Author : Ramesh Chandra
Publisher : Springer Nature
Page : 336 pages
File Size : 47,59 MB
Release : 2021-11-24
Category : Business & Economics
ISBN : 3030837610
In recent decades, new endogenous growth theory has become popular but the ideas are not new. They go back at least as far as Adam Smith, and the subsequent contributions made notably by Alfred Marshall and Allyn Young. This book critically discusses and provides an historical perspective to the entire spectrum of endogenous growth theories starting with Adam Smith and ending with Paul Romer. It fills an important gap in the literature. While contributions of individual authors are readily available, there is no comprehensive study on the subject covering such a vast ground, critically discussing these authors in a comprehensive framework. It collates all the arguments and economic viewpoints in one collection, providing both the seasoned economist and a graduate economist with a critical comparison of origin, mechanisms, conclusions, and policy implications of these models.
Author : Elhanan Helpman
Publisher :
Page : 271 pages
File Size : 20,6 MB
Release : 1985-01-01
Category : Commerce
ISBN : 9780745001098
Author : John Stachurski
Publisher : Springer Science & Business Media
Page : 454 pages
File Size : 50,15 MB
Release : 2012-01-25
Category : Business & Economics
ISBN : 3642223974
Optimal growth theory studies the problem of efficient resource allocation over time, a fundamental concern of economic research. Since the 1970s, the techniques of nonlinear dynamical systems have become a vital tool in optimal growth theory, illuminating dynamics and demonstrating the possibility of endogenous economic fluctuations. Kazuo Nishimura's seminal contributions on business cycles, chaotic equilibria and indeterminacy have been central to this development, transforming our understanding of economic growth, cycles, and the relationship between them. The subjects of Kazuo's analysis remain of fundamental importance to modern economic theory. This book collects his major contributions in a single volume. Kazuo Nishimura has been recognized for his contributions to economic theory on many occasions, being elected fellow of the Econometric Society and serving as an editor of several major journals.

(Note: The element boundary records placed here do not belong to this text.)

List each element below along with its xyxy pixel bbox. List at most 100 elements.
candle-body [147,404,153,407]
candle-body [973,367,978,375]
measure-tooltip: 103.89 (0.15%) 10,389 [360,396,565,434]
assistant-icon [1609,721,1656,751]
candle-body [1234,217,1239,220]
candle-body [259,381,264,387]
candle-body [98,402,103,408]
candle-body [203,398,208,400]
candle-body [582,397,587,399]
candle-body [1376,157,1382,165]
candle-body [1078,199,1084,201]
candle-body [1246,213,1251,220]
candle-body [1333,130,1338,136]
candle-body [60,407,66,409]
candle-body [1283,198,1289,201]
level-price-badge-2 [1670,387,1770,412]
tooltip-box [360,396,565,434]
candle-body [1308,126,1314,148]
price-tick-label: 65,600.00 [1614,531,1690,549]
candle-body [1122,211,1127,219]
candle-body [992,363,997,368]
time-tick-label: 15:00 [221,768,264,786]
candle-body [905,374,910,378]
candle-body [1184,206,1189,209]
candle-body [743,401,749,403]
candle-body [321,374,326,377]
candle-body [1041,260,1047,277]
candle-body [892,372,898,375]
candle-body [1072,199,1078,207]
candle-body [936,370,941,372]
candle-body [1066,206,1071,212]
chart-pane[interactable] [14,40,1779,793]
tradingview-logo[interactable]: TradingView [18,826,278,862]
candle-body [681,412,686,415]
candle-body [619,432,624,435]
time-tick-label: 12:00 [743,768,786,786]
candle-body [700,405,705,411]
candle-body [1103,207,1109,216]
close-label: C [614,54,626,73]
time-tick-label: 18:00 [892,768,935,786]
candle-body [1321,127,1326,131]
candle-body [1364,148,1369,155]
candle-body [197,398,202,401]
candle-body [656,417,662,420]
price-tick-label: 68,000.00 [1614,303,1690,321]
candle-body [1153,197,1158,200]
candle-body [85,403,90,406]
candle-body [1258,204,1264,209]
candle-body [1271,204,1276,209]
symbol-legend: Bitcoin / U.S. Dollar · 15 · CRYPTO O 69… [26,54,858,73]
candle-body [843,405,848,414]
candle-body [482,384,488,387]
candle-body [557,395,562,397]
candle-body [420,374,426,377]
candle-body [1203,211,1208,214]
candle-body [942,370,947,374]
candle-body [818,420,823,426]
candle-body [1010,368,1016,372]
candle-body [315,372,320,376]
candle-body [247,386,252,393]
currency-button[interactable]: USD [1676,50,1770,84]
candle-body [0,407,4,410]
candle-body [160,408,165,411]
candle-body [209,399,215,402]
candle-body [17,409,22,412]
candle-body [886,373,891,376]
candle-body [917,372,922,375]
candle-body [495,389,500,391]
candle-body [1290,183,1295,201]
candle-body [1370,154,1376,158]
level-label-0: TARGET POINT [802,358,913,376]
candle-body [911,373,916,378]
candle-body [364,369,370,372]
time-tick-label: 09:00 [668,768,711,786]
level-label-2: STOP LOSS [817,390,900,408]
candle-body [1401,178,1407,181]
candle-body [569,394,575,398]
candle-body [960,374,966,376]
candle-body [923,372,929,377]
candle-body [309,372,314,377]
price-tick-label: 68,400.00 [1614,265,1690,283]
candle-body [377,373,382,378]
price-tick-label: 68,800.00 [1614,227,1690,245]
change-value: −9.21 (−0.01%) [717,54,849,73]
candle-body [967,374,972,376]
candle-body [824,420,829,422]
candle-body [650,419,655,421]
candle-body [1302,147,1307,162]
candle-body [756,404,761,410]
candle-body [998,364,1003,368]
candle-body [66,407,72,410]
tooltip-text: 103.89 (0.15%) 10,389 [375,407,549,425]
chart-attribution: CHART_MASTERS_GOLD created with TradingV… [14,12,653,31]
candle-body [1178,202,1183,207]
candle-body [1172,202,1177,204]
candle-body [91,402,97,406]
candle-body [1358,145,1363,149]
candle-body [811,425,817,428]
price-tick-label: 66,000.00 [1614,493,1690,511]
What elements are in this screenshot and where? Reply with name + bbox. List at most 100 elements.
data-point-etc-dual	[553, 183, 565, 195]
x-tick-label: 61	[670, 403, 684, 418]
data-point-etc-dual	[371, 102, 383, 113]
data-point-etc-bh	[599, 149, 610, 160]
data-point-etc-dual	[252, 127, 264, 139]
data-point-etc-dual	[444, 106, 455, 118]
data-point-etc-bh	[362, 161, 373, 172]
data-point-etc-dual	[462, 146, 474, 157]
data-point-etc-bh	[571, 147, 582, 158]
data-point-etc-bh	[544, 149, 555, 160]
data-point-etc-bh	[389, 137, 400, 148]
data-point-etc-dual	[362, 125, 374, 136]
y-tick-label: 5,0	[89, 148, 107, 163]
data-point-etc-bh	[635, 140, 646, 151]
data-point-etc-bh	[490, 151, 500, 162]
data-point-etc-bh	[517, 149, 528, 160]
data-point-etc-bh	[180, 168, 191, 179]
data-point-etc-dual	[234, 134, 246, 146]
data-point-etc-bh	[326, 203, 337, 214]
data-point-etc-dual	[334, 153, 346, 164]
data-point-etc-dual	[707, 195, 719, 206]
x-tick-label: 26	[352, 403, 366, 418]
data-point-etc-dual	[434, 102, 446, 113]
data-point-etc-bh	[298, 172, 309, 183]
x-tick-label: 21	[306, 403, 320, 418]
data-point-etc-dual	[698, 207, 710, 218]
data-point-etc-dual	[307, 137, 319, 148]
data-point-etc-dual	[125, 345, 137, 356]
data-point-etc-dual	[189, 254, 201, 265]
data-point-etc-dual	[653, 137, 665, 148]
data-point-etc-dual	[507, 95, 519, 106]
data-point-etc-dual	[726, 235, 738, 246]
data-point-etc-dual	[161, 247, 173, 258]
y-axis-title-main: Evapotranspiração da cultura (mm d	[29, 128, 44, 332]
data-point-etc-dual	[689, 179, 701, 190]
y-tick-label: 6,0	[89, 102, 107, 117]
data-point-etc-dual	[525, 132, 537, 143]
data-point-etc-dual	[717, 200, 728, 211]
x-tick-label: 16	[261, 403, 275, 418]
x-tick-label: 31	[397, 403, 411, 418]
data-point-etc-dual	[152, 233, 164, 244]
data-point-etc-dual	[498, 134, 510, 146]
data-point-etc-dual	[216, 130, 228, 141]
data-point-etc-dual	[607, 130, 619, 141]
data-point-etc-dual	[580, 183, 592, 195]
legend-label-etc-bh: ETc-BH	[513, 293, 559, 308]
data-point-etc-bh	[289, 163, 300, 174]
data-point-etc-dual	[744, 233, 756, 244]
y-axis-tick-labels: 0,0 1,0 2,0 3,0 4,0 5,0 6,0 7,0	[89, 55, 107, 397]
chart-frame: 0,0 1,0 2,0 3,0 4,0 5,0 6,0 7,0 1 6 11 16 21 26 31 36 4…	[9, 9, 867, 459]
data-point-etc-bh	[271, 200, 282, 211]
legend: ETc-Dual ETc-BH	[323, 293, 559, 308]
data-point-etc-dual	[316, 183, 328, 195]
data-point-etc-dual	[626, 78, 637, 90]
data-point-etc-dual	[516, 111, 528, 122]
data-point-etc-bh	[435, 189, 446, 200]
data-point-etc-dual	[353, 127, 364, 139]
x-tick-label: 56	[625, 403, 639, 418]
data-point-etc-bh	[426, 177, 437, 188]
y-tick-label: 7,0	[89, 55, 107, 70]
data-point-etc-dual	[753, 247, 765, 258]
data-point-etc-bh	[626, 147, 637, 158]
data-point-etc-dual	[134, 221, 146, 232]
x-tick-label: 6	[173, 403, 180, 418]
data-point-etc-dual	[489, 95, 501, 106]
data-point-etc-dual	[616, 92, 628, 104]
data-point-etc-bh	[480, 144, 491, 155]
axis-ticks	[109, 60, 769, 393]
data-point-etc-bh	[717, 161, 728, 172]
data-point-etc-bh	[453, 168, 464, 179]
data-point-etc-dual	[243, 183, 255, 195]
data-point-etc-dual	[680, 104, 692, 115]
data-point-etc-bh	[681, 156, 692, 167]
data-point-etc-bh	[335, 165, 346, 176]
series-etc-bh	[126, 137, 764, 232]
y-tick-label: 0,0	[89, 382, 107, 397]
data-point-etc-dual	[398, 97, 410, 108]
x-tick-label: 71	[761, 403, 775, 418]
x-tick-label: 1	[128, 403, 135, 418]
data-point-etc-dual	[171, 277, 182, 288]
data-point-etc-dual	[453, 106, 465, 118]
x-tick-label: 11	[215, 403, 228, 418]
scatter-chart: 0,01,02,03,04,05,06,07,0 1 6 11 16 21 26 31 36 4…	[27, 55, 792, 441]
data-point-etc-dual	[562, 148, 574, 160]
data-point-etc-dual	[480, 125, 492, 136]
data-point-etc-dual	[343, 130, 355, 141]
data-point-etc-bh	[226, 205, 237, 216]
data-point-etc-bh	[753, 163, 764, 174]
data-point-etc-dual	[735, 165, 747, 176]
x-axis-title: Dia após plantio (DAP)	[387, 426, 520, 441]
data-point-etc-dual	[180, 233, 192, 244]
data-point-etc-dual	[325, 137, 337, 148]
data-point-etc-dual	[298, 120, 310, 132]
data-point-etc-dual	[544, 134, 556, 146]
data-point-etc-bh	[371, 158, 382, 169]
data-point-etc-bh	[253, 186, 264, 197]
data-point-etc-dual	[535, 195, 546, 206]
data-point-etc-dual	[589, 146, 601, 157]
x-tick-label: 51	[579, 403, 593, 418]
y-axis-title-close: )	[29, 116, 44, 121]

Chapter “Introduction” is available open access under a Creative Commons Attribution-NonCommercial-NoDerivatives 4.0 International License via link.springer.com.
Author : Andreas Fagereng
Publisher : International Monetary Fund
Page : 69 pages
File Size : 21,2 MB
Release : 2018-07-27
Category : Business & Economics
ISBN : 1484370066
We provide a systematic analysis of the properties of individual returns to wealth using twelve years of population data from Norway’s administrative tax records. We document a number of novel results. First, during our sample period individuals earn markedly different average returns on their financial assets (a standard deviation of 14%) and on their net worth (a standard deviation of 8%). Second, heterogeneity in returns does not arise merely from differences in the allocation of wealth between safe and risky assets: returns are heterogeneous even within asset classes. Third, returns are positively correlated with wealth: moving from the 10th to the 90th percentile of the financial wealth distribution increases the return by 3 percentage points - and by 17 percentage points when the same exercise is performed for the return to net worth. Fourth, wealth returns exhibit substantial persistence over time. We argue that while this persistence partly reflects stable differences in risk exposure and assets scale, it also reflects persistent heterogeneity in sophistication and financial information, as well as entrepreneurial talent. Finally, wealth returns are (mildly) correlated across generations. We discuss the implications of these findings for several strands of the wealth inequality debate.